Potted plants on a balcony in bright sunlight

Balcony Gardening Tips I Learned One Step at a Time

After the final pot-up of all my plants (fyi I have tomato, basil, and chilli plants), my balcony gardening journey was far from finished, of course. What followed was the steps that only show up once the plants are settled and you’re paying attention day to day.

Here are a few lessons I picked up along the way, jotted down for my future self in the garden. And maybe they’ll come in handy for you, too.

Basil Likes to Stay a Little Thirsty

Basil prefers its soil on the drier side (just for a little while). It likes the top layer to dry out a little before the next drink, so I water it less often than my chilli and tomato plants. Once I stopped treating all three the same, the basil looked much happier for it.

The Flowers That Wouldn’t Fruit

Bloomed chilli flower that has not turned into fruit

Once the flowers appeared, I assumed the rest would be easy by keep watering, keep fertilizing, then sit back and wait for the fruit to arrive. It didn’t work out that way, especially with the Capsicum annuum. I watched flower after flower drop off without ever becoming a chilli.

The culprit was most probably: the location. My plants live on a glazed balcony, which means no bees drift in and barely a breeze reaches them, so they never get the natural pollination that wind and insects usually provide. Some people say it’s normal to lose a share of flowers, since not every bloom turns into fruit. I’ve come to believe both things are true: not all of them were ever going to make it, and mine also weren’t being pollinated properly.

Once I acknowledged the issue, I started pollinating every flowering plant myself by either with a cotton bud or simply by giving the plants a gentle shake whenever I wandered over to check on them. Sure enough, a few days to a week later, some of those flowers finally turned into chillies.

Fruiting chilli plant

A Tomato Tale: When in Doubt, Add More Soil

Tomato flower that has not set fruit

This one was all about my tomatoes. I have three tomato plants, and one of them was noticeably slow to fruit while the others were already coming along. Checking on it regularly, I noticed I could catch a glimpse of the roots peeking through the surface, a sign it needed more soil to cover them, so the plant could reach more of the nutrients stored below. I topped up that pot, and not long after, several tomatoes began to appear on the once-stubborn plant.
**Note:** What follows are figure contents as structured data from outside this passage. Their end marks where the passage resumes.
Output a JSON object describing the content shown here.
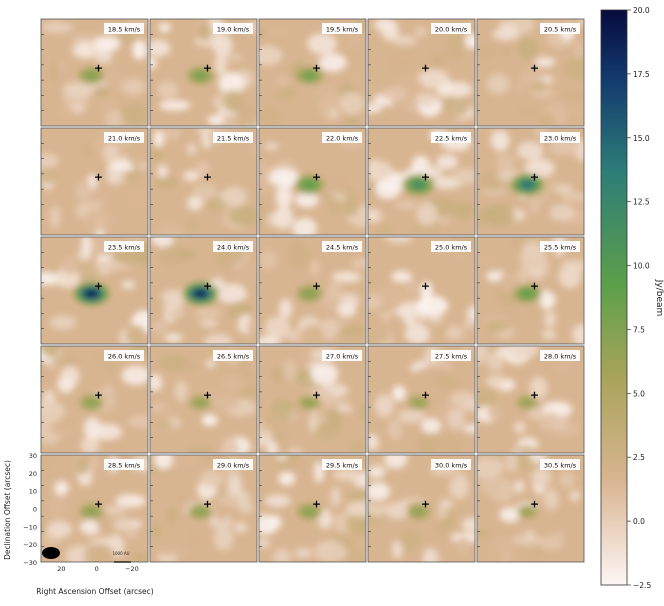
{
  "chart_data": {
    "type": "heatmap",
    "layout": {
      "rows": 5,
      "cols": 5
    },
    "panels": [
      {
        "velocity": "18.5 km/s",
        "peak": 7.5
      },
      {
        "velocity": "19.0 km/s",
        "peak": 7.8
      },
      {
        "velocity": "19.5 km/s",
        "peak": 8.2
      },
      {
        "velocity": "20.0 km/s",
        "peak": 0
      },
      {
        "velocity": "20.5 km/s",
        "peak": 0
      },
      {
        "velocity": "21.0 km/s",
        "peak": 0
      },
      {
        "velocity": "21.5 km/s",
        "peak": 0
      },
      {
        "velocity": "22.0 km/s",
        "peak": 9.8
      },
      {
        "velocity": "22.5 km/s",
        "peak": 12.2
      },
      {
        "velocity": "23.0 km/s",
        "peak": 14.8
      },
      {
        "velocity": "23.5 km/s",
        "peak": 19.5
      },
      {
        "velocity": "24.0 km/s",
        "peak": 19.0
      },
      {
        "velocity": "24.5 km/s",
        "peak": 7.5
      },
      {
        "velocity": "25.0 km/s",
        "peak": 0
      },
      {
        "velocity": "25.5 km/s",
        "peak": 9.2
      },
      {
        "velocity": "26.0 km/s",
        "peak": 6.8
      },
      {
        "velocity": "26.5 km/s",
        "peak": 6.2
      },
      {
        "velocity": "27.0 km/s",
        "peak": 6.2
      },
      {
        "velocity": "27.5 km/s",
        "peak": 6.0
      },
      {
        "velocity": "28.0 km/s",
        "peak": 6.0
      },
      {
        "velocity": "28.5 km/s",
        "peak": 6.8
      },
      {
        "velocity": "29.0 km/s",
        "peak": 6.8
      },
      {
        "velocity": "29.5 km/s",
        "peak": 7.2
      },
      {
        "velocity": "30.0 km/s",
        "peak": 6.5
      },
      {
        "velocity": "30.5 km/s",
        "peak": 5.8
      }
    ],
    "xlabel": "Right Ascension Offset (arcsec)",
    "ylabel": "Declination Offset (arcsec)",
    "xticks": [
      "20",
      "0",
      "−20"
    ],
    "yticks": [
      "30",
      "20",
      "10",
      "0",
      "−10",
      "−20",
      "−30"
    ],
    "scalebar_label": "1000 AU",
    "colorbar": {
      "label": "Jy/beam",
      "range": [
        -2.5,
        20.0
      ],
      "ticks": [
        "20.0",
        "17.5",
        "15.0",
        "12.5",
        "10.0",
        "7.5",
        "5.0",
        "2.5",
        "0.0",
        "−2.5"
      ],
      "colors": [
        "#fdf6f4",
        "#d9b592",
        "#a9a45a",
        "#5da04a",
        "#2d7d78",
        "#123a6e",
        "#070b3e"
      ]
    },
    "source_marker": "+",
    "grid": false
  }
}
Green tomato waiting to ripen

Throw Away the Watering Schedule

Summer in Finland this year was a wild ride, at least through June and July. One week brought a heatwave; not long after, the days turned grey, sometimes raining from morning to night. Watering the same amount across such different weather made no sense.

So now, the first thing I do after waking up is check the soil to decide whether the plants need water at all. During the heatwave I watered every two days; in ordinary Finnish summer weather, every three does the trick.


That’s all I’ve learned so far, and I’ll keep updating this post as my balcony gardening journey continues.